The commission found that the merging parties were close competitors and said that no evidence was discovered during the investigation that the customers of the merging parties would benefit post-merger.

Further, the commission found that barriers to entry in the mining and supply of andalusite were relatively high, as the capital requirements and regulatory requirements were significant.

Calderys, the downstream arm of Imerys, was a major player in the supply of refractory products and the commission believed that the merged entity would have an incentive to engage in input foreclosure through Calderys to the detriment of competition downstream.

Andalusite formed part of the alumina-silicates group of compounds that possessed heat-resistant properties and were widely used in high-temperature industrial processes, such as in furnaces, kilns, crucibles and ladles, which required refractories for steel, cement, aluminium and glass applications.

With the exception of andalusite and chamotte, no other alumina-silicates were mined in South Africa. Such materials were imported from countries such as China, France, Brazil, the US, Russia, Australia and Germany.

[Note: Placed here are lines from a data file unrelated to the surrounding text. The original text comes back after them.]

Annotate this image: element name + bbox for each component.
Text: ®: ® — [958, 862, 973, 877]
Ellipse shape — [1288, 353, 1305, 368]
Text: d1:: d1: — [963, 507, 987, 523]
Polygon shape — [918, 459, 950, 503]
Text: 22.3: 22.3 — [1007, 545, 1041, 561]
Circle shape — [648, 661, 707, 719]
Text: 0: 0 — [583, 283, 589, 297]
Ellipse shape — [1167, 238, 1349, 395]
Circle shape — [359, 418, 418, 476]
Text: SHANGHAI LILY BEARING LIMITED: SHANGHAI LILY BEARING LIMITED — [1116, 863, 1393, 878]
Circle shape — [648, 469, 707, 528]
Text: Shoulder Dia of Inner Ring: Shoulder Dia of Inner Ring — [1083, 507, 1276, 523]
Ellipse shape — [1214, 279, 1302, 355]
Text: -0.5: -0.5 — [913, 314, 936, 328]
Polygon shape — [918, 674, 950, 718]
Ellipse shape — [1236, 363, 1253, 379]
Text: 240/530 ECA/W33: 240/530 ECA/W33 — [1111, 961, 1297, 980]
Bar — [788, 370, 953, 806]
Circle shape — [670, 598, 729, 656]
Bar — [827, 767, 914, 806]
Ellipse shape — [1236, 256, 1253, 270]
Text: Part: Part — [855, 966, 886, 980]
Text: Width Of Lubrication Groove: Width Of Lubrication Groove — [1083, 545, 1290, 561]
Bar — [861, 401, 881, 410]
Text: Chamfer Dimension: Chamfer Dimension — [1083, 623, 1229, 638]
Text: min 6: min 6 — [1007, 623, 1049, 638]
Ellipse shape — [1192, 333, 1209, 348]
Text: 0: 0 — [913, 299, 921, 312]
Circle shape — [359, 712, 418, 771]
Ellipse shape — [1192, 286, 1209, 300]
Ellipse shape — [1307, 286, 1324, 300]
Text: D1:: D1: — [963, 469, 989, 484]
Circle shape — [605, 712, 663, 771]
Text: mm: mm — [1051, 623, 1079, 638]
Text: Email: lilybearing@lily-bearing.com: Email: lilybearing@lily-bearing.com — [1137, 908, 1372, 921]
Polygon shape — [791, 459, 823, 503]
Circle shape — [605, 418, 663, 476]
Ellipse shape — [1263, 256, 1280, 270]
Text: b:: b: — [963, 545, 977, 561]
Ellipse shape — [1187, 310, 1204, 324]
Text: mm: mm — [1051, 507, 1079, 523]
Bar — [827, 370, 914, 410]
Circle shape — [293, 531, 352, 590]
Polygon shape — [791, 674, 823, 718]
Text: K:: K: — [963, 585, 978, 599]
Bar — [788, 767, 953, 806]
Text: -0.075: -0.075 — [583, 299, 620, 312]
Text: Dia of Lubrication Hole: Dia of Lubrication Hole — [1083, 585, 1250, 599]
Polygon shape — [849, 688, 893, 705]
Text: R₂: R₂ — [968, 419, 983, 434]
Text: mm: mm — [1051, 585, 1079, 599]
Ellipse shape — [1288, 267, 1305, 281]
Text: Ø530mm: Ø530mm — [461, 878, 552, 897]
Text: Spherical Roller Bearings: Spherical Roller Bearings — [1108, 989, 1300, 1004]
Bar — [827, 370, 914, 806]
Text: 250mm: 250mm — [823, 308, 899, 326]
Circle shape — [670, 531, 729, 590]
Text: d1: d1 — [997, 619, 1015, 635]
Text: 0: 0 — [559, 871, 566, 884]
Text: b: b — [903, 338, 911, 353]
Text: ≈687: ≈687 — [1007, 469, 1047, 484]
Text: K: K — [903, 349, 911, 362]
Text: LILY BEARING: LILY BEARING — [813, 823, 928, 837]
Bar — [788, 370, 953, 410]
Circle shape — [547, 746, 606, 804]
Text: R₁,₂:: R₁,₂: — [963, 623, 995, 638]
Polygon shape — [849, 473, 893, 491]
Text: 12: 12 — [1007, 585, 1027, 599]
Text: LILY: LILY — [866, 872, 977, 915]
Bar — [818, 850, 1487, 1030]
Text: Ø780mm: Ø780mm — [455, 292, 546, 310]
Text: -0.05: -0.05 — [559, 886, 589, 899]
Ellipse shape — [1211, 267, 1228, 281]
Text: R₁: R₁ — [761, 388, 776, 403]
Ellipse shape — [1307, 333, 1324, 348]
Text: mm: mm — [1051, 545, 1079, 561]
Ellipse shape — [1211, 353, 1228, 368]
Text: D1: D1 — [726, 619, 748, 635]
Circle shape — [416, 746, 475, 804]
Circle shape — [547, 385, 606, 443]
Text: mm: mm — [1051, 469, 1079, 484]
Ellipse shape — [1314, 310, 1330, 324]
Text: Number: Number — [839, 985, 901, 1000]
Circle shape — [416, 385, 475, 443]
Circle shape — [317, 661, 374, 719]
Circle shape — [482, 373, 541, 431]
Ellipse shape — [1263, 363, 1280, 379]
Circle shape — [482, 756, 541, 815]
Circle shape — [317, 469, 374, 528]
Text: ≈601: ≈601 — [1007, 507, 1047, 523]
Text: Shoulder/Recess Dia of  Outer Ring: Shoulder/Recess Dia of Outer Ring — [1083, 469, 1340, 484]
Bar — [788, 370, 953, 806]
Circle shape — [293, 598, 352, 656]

“With regard to public interest considerations, the proposed transaction would have an impact on producers of refractories, [as] the iron and steel industries consume the vast majority of alumina-silicate-based refractories.

“Further, the merging parties anticipated that 3.6% of the employees are likely to be retrenched as a result of the proposed merger. The commission is of the view that the merging parties have failed to provide evidence on how the proposed transaction would enable them to become more competitive globally given that they are currently the main players in the global market for andalusite,” it stated.

The commission added that it had received concerns from both the producers of refractories and end-users that the proposed transaction removed competition, as there would be no alternative supplier of andalusite locally, post-merger.

In response to the concerns raised, the merging parties proposed a supply condition limited to two to three years for all grades of andalusite other than coarse grade.

However, customers’ general view was that the merger should not be allowed and that the proposed remedy would not address their concerns with the proposed transaction.

“The commission is also of the view that the structural changes in the market brought about by the proposed transaction are not addressed by the proposed remedy.The proposed transaction is likely to lead to a substantial prevention or lessening of competition in the market for the mining and supply of andalusite in South Africa and is, therefore, prohibited.

“There is no evidence of any pro-competitive or public interest benefits that may arise as a result of the proposed transaction that will outweigh the anticompetitive effects identified,” it concluded.